Что же случилось поздней осенью? Что произошло с ними, которые так гордились друг другом, гордились своей решимостью, дружбой и умением договариваться, умением быть снисходительными, деликатными, интеллигентными в общении. Вряд ли дело было в суровом и мрачном ноябре, преддверии зимы, который как бы лишил их новых приятных привычек, обособил в этом маленьком домике, затруднив их передвижение. Дело было не в том, что солнце теперь поднималось поздно, вечера стали долгими и темными, а добираться до Москвы получалось далеко не с таким комфортом, как летом. Наступившая осень лишь поторопила то, что рано или поздно бы случилось, – неизбежный конфликт трех зрелых женщин, которые привыкли к самостоятельности, которые имели свои убеждения, привычки, взгляды. Внезапные морозы раньше ожидаемого обострили противоречия сформировавшихся людей, лишенных главного – цели. Всем троим думалось, что цель этого переезда, цель этой маленькой «коммуны» в том, чтобы избавить себя от раздражающего влияния окружающих и доказать этим самым окружающим, что они вполне могут обойтись без них. Но жизнь, которую придумали и организовали Лопахина, Вяземская и Кнор, была хороша для отпуска. Длительного, но с обязательным концом, который виден уже в начале пути. Они же трое оказались вне времени, без далекой цели, а самое главное, без каждодневных занятий. Чтение книг, нечастое преподавание иностранного языка, работа, с которой хочется побыстрее сбежать, – все это вряд ли могло служить фундаментом, базой для новой жизни, в которой не было каждодневной рутины обязательств, от которых невозможно уклониться. В этой новой жизни все выстраивалось на желаниях и нежеланиях, на настроениях, на порывах. Не было рамок, которые угнетают, но держат в тонусе.

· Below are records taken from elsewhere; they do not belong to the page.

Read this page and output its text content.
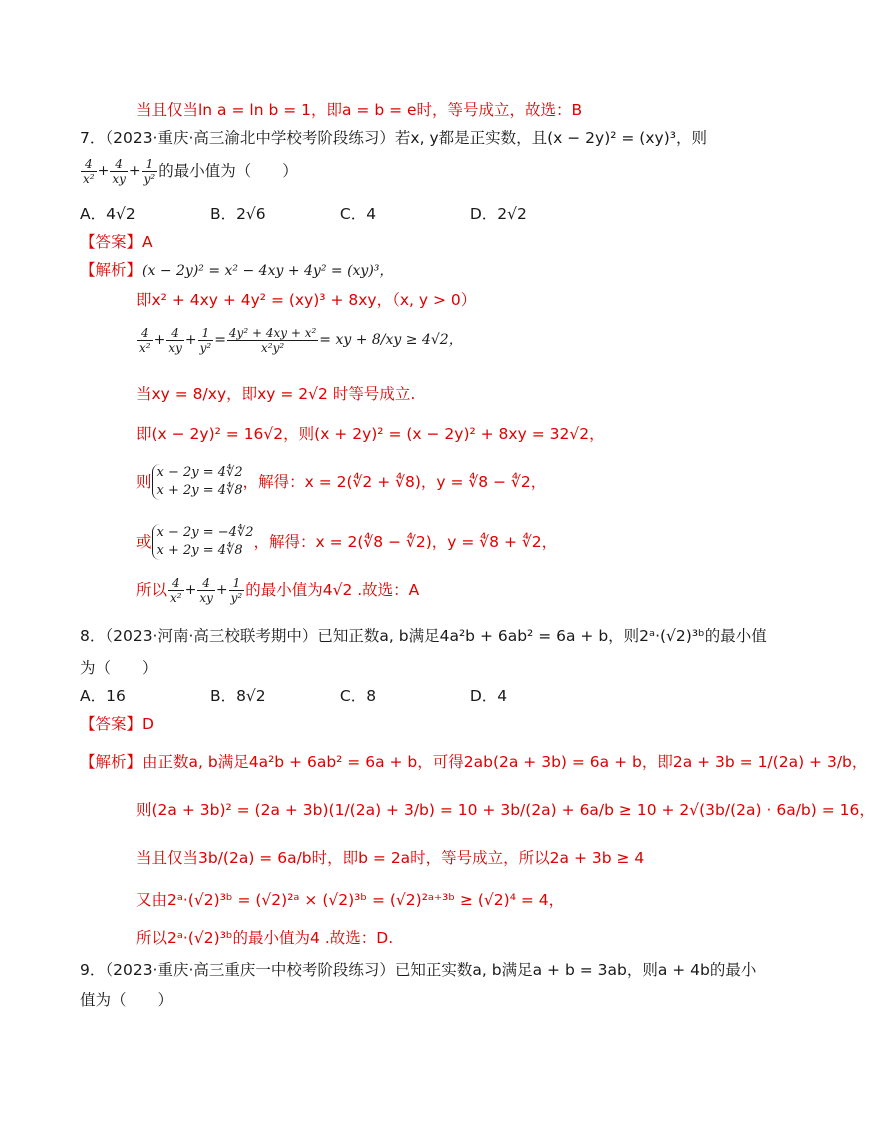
当且仅当ln a = ln b = 1，即a = b = e时，等号成立，故选：B
7．（2023·重庆·高三渝北中学校考阶段练习）若x, y都是正实数，且(x − 2y)² = (xy)³，则
$\frac{4}{\text{x²}} + \frac{4}{xy} + \frac{1}{\text{y²}}$ 的最小值为（　　）
A．4√2	B．2√6	C．4	D．2√2
【答案】A
【解析】(x − 2y)² = x² − 4xy + 4y² = (xy)³，
即x² + 4xy + 4y² = (xy)³ + 8xy，（x, y > 0）
$\frac{4}{\text{x²}} + \frac{4}{xy} + \frac{1}{\text{y²}} = \frac{\text{4y² + 4xy + x²}}{\text{x²y²}}$ = xy + 8/xy ≥ 4√2，
当xy = 8/xy，即xy = 2√2 时等号成立.
即(x − 2y)² = 16√2，则(x + 2y)² = (x − 2y)² + 8xy = 32√2，
则
x − 2y = 4∜2
x + 2y = 4∜8 ，解得：x = 2(∜2 + ∜8)，y = ∜8 − ∜2，
或
x − 2y = −4∜2
x + 2y = 4∜8 ，解得：x = 2(∜8 − ∜2)，y = ∜8 + ∜2，
所以 $\frac{4}{\text{x²}} + \frac{4}{xy} + \frac{1}{\text{y²}}$ 的最小值为4√2 .故选：A
8．（2023·河南·高三校联考期中）已知正数a, b满足4a²b + 6ab² = 6a + b，则2ᵃ·(√2)³ᵇ的最小值
为（　　）
A．16	B．8√2	C．8	D．4
【答案】D
【解析】由正数a, b满足4a²b + 6ab² = 6a + b，可得2ab(2a + 3b) = 6a + b，即2a + 3b = 1/(2a) + 3/b，
则(2a + 3b)² = (2a + 3b)(1/(2a) + 3/b) = 10 + 3b/(2a) + 6a/b ≥ 10 + 2√(3b/(2a) · 6a/b) = 16，
当且仅当3b/(2a) = 6a/b时，即b = 2a时，等号成立，所以2a + 3b ≥ 4
又由2ᵃ·(√2)³ᵇ = (√2)²ᵃ × (√2)³ᵇ = (√2)²ᵃ⁺³ᵇ ≥ (√2)⁴ = 4，
所以2ᵃ·(√2)³ᵇ的最小值为4 .故选：D.
9．（2023·重庆·高三重庆一中校考阶段练习）已知正实数a, b满足a + b = 3ab，则a + 4b的最小
值为（　　）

И вот мелкие личностные, эмоциональные противоречия потихоньку превращались в полновесные конфликты. И подруги, оказываясь в своих комнатах, за закрытыми дверями, невольно обращались в ту жизнь, от которой сбежали. Они звонили родным, пытались повлиять на тех, кого совсем недавно оставили, и жалели, что связаны словом, обещанием и не могут сию же минуту сорваться и вернуться в привычную жизнь. Теперь каждой из них казалось, что прошлое было не так уж и плохо и можно было смириться с причудами и недостатками тех, кто остался. Ведь те как-никак родственники, родные. В то время как они друг другу всего лишь подруги. В этот непривычно холодный ноябрь женщины почти разуверились в правильности своего поступка.
А потом выпал снег. Целую неделю мела не просто юркая поземка, а тяжелые морозные хлопья без устали падали на дороги, деревья, крыши. Лес, поле, часть дороги, река – все это исчезло, превратившись в серо-голубые полосы горизонта. И, наконец, вокруг домика повисла ватная тишина – она была умиротворяющая и дающая надежду. Потом к снегу добавилось солнце, и дни стали ярче. Каждое утро подруги встречались на кухне. Они уже успели несколько раз поссориться и помириться. Они уже несколько раз образовывали альянсы и пытались дружить две против одной. Оставшаяся в одиночестве обижалась в своей комнате, клялась себе, что завтра же уедет, но наутро как ни в чем не бывало подруги обсуждали погоду, телепередачи и составляли меню обеда и ужина. Они ходили гулять в зимний лес, возвращались бодрыми, повеселевшими, доказывая этим, что самое лучшее лекарство от болезней разного толка – это свежий воздух и движение.